Think about it from a security awareness perspective. We teach people to look for visual inconsistencies in phishing emails — mismatched logos, weird formatting, unusual sender addresses. The purple problem is the same kind of pattern, just applied to web design. It's a cognitive shortcut: "this looks like every other AI-generated thing I've seen" is a valid signal, even if it's not proof.
And the security implications go further. AI-generated phishing landing pages are becoming more common. If the attacker uses an AI tool to spin up a credential harvesting page and doesn't bother overriding the defaults... it's going to be purple. It's going to have rounded corners and a gradient. It's going to look exactly like the output of every "build me a login page" prompt ever written. And that sameness is, paradoxically, a weakness for the attacker.
The uncomfortable parallel
The deeper lesson here isn't about colour. It's about what happens when AI systems learn from narrow, unrepresentative data and then generate outputs that further narrow the data for the next generation. That's model collapse. That's training data contamination. That's the homogenisation of culture through statistical averaging.
We're watching it happen in real time with a colour palette, which is almost funny. But the same dynamic applies to writing style, to code architecture, to design patterns, to decision-making frameworks. Anywhere AI learns from human output and then generates more of the same, the distribution gets narrower. The tails disappear. The median dominates.
My site, incidentally, uses cyan, green, and orange. Not because I'm making a statement. But because I built it deliberately rather than accepting the first thing an AI suggested.
Well.

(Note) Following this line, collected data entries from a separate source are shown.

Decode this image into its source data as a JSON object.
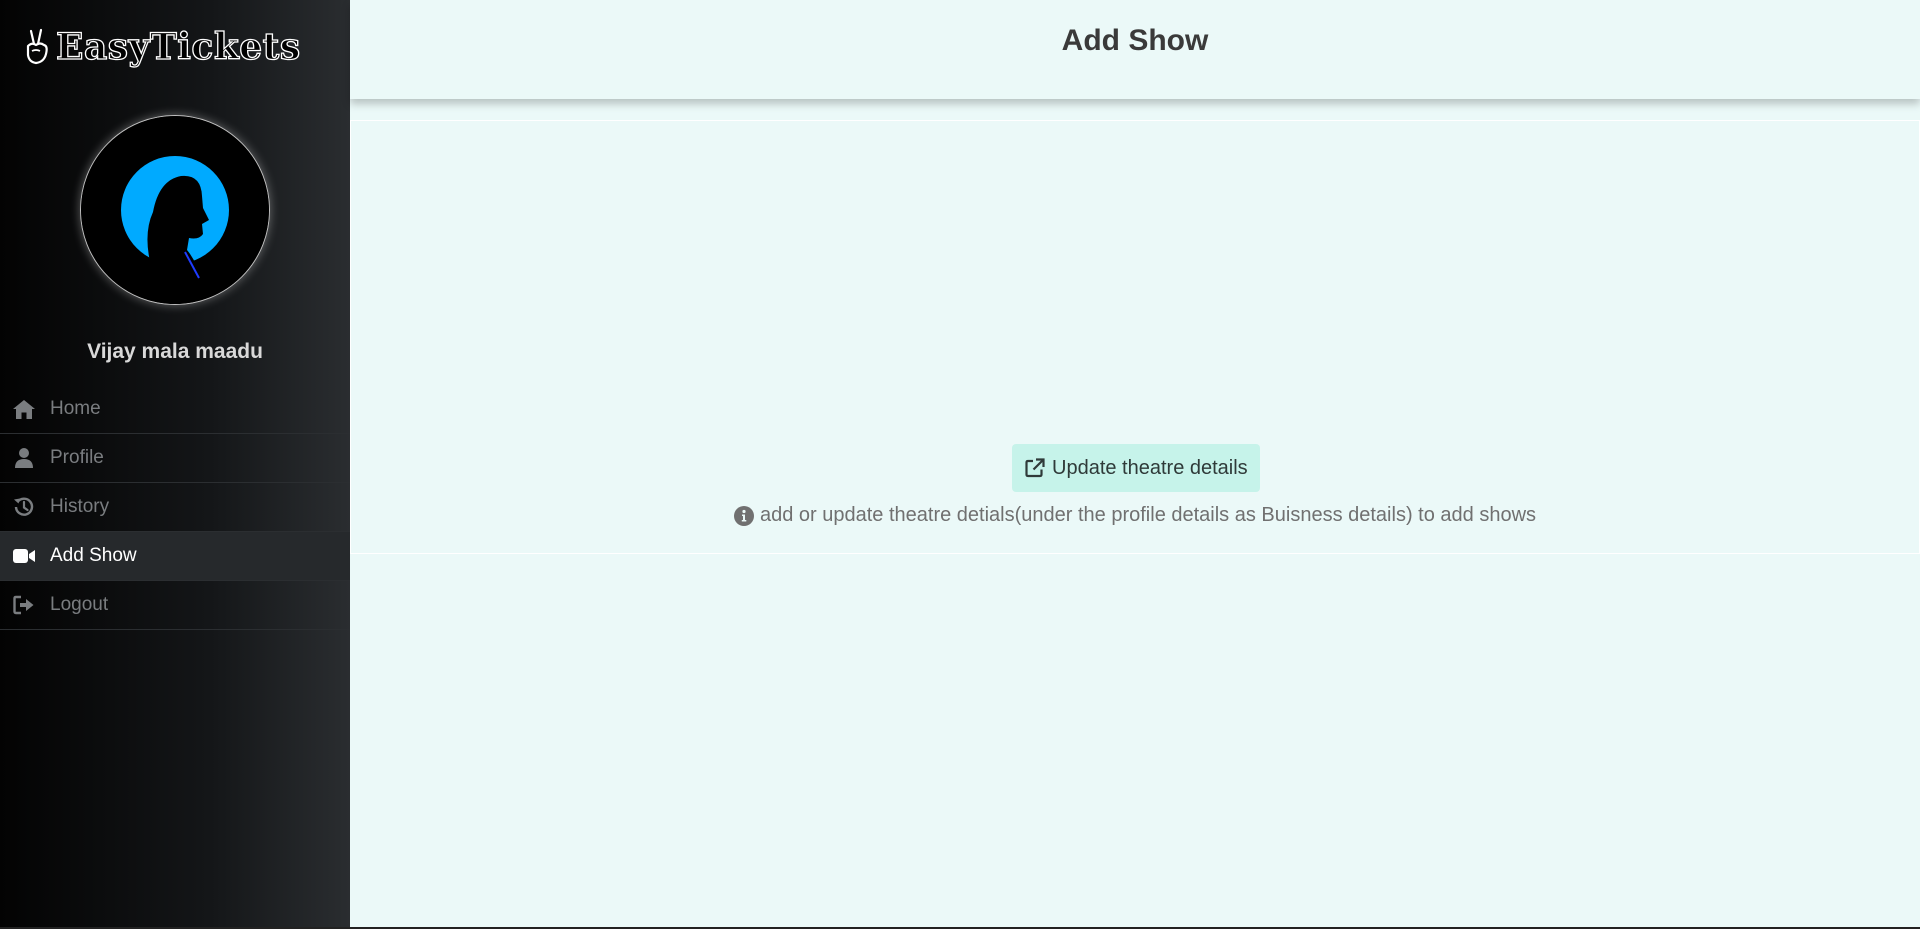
{
  "brand": {
    "name": "EasyTickets",
    "icon": "hand-peace-icon"
  },
  "user": {
    "name": "Vijay mala maadu",
    "avatar_icon": "user-silhouette-avatar"
  },
  "sidebar": {
    "items": [
      {
        "label": "Home",
        "icon": "home-icon",
        "active": false
      },
      {
        "label": "Profile",
        "icon": "user-icon",
        "active": false
      },
      {
        "label": "History",
        "icon": "history-icon",
        "active": false
      },
      {
        "label": "Add Show",
        "icon": "video-camera-icon",
        "active": true
      },
      {
        "label": "Logout",
        "icon": "sign-out-icon",
        "active": false
      }
    ]
  },
  "header": {
    "title": "Add Show"
  },
  "main": {
    "update_button_label": "Update theatre details",
    "update_button_icon": "external-link-icon",
    "info_text": "add or update theatre detials(under the profile details as Buisness details) to add shows",
    "info_icon": "info-circle-icon"
  },
  "colors": {
    "sidebar_dark": "#030303",
    "main_bg": "#ebf9f8",
    "button_bg": "#c6f3ea",
    "avatar_accent": "#00aaff"
  }
}
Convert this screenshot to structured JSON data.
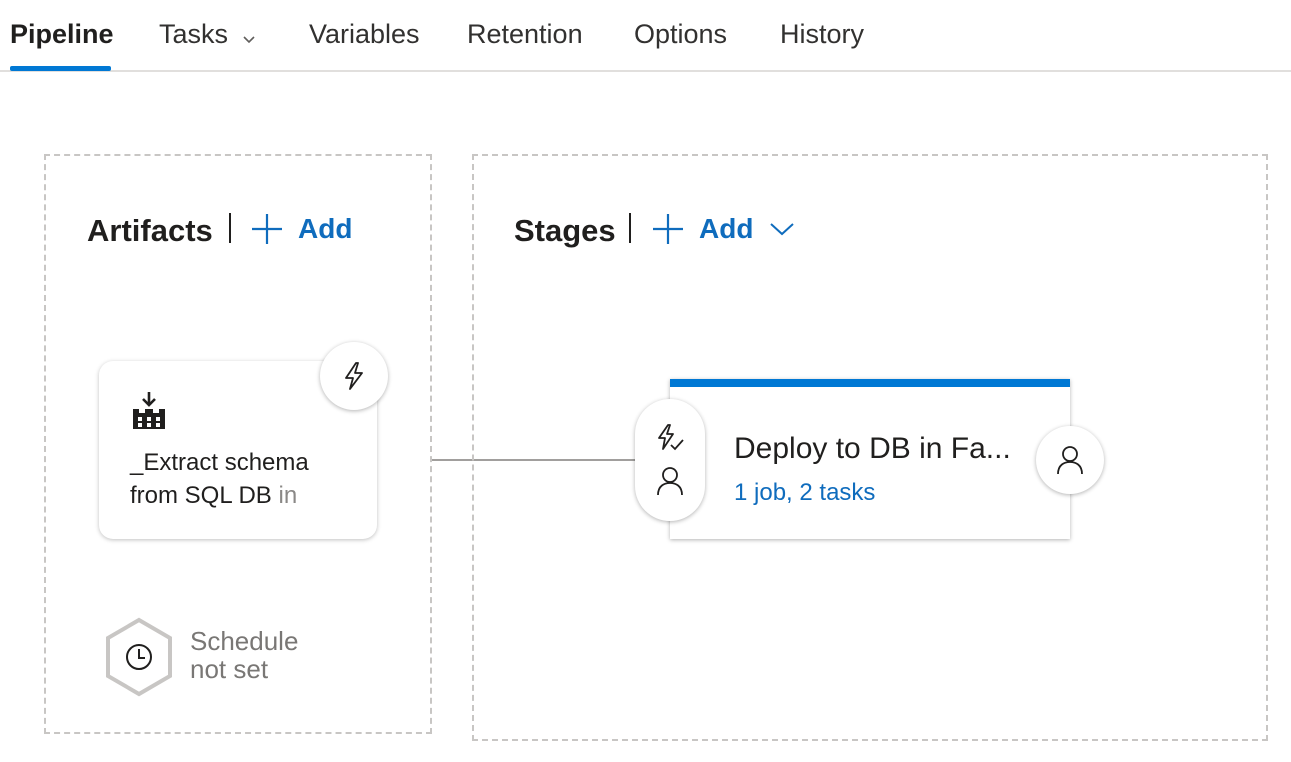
{
  "tabs": [
    {
      "label": "Pipeline",
      "active": true
    },
    {
      "label": "Tasks",
      "active": false,
      "has_dropdown": true
    },
    {
      "label": "Variables",
      "active": false
    },
    {
      "label": "Retention",
      "active": false
    },
    {
      "label": "Options",
      "active": false
    },
    {
      "label": "History",
      "active": false
    }
  ],
  "artifacts": {
    "title": "Artifacts",
    "add_label": "Add",
    "card": {
      "name_line1": "_Extract schema",
      "name_line2": "from SQL DB",
      "name_fade": "in",
      "icon": "build-artifact-icon",
      "trigger_icon": "lightning-icon"
    },
    "schedule": {
      "line1": "Schedule",
      "line2": "not set",
      "icon": "clock-icon"
    }
  },
  "stages": {
    "title": "Stages",
    "add_label": "Add",
    "stage": {
      "name": "Deploy to DB in Fa...",
      "summary": "1 job, 2 tasks",
      "pre_icons": [
        "lightning-check-icon",
        "person-icon"
      ],
      "post_icon": "person-icon"
    }
  },
  "colors": {
    "accent": "#0078d4",
    "link": "#0f6cbd",
    "border": "#c8c6c4"
  }
}
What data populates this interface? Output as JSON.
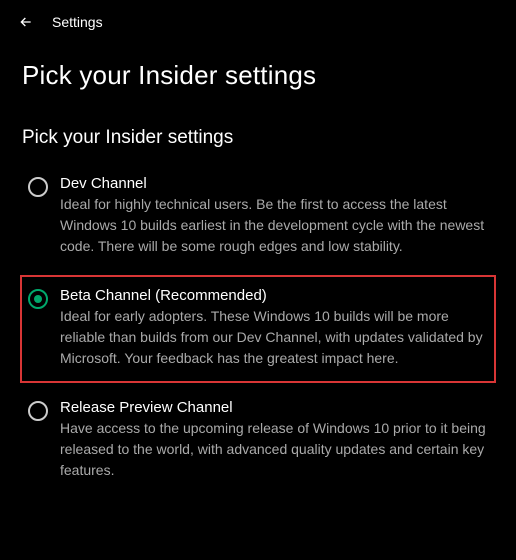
{
  "header": {
    "title": "Settings"
  },
  "page": {
    "heading": "Pick your Insider settings",
    "section_heading": "Pick your Insider settings"
  },
  "options": [
    {
      "title": "Dev Channel",
      "description": "Ideal for highly technical users. Be the first to access the latest Windows 10 builds earliest in the development cycle with the newest code. There will be some rough edges and low stability.",
      "selected": false,
      "highlighted": false
    },
    {
      "title": "Beta Channel (Recommended)",
      "description": "Ideal for early adopters. These Windows 10 builds will be more reliable than builds from our Dev Channel, with updates validated by Microsoft. Your feedback has the greatest impact here.",
      "selected": true,
      "highlighted": true
    },
    {
      "title": "Release Preview Channel",
      "description": "Have access to the upcoming release of Windows 10 prior to it being released to the world, with advanced quality updates and certain key features.",
      "selected": false,
      "highlighted": false
    }
  ]
}
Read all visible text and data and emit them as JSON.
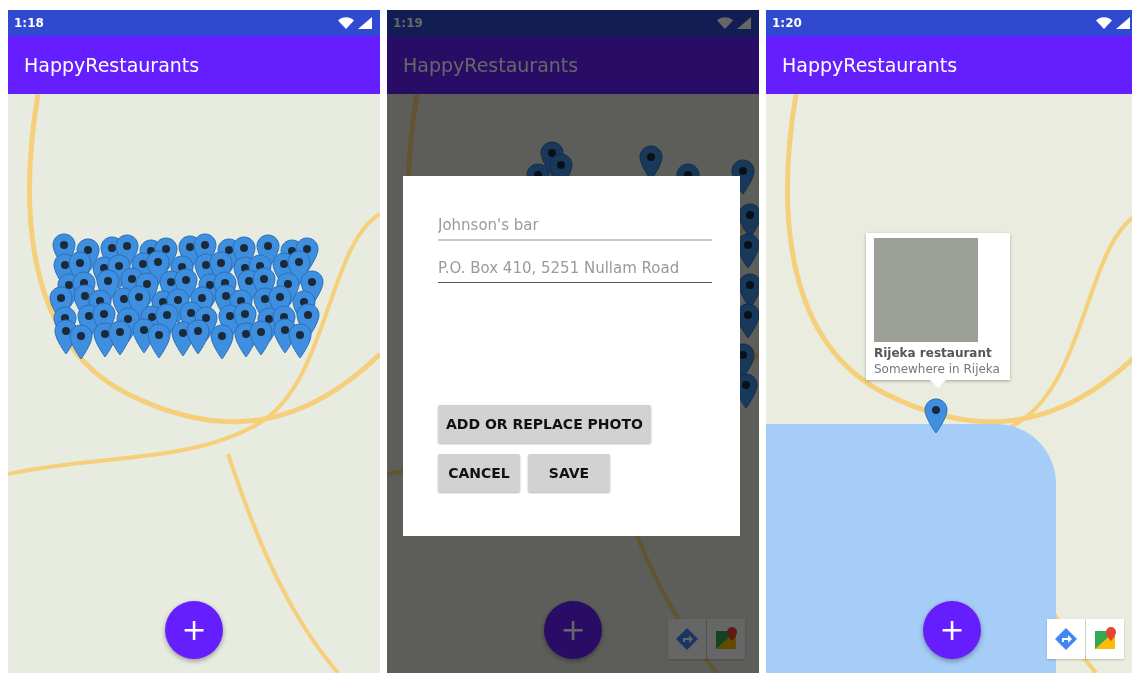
{
  "screens": [
    {
      "time": "1:18",
      "app_title": "HappyRestaurants",
      "kind": "cluster",
      "dimmed": false,
      "fab_label": "+",
      "map_toolbar": false
    },
    {
      "time": "1:19",
      "app_title": "HappyRestaurants",
      "kind": "scattered",
      "dimmed": true,
      "fab_label": "+",
      "map_toolbar": true,
      "dialog": {
        "fields": [
          {
            "placeholder": "Johnson's bar",
            "focused": false
          },
          {
            "placeholder": "P.O. Box 410, 5251 Nullam Road",
            "focused": true
          }
        ],
        "photo_button": "ADD OR REPLACE PHOTO",
        "buttons": [
          "CANCEL",
          "SAVE"
        ]
      }
    },
    {
      "time": "1:20",
      "app_title": "HappyRestaurants",
      "kind": "single",
      "dimmed": false,
      "fab_label": "+",
      "map_toolbar": true,
      "info_window": {
        "title": "Rijeka restaurant",
        "subtitle": "Somewhere in Rijeka"
      }
    }
  ]
}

Maybe it's a little bit of a statement.
What to do about it
If you're building things with AI tools — and you should be, they're genuinely powerful — just be intentional about overriding the defaults. Specify your brand colours. Give the model a design system to work within. Don't accept the first output. If everything looks the same, that's not a feature. That's a bug in your process.
And if you work in security: start noticing the purple. Train your eye. It won't be a reliable signal forever — eventually models will diversify, or attackers will get smarter about overriding defaults. But right now, in early 2026, the purple tell is surprisingly consistent. Use it while it lasts.
The next time you see a purple gradient, ask yourself: did a human choose that colour? Or did a statistical model pick the path of least resistance?
The answer matters more than you think.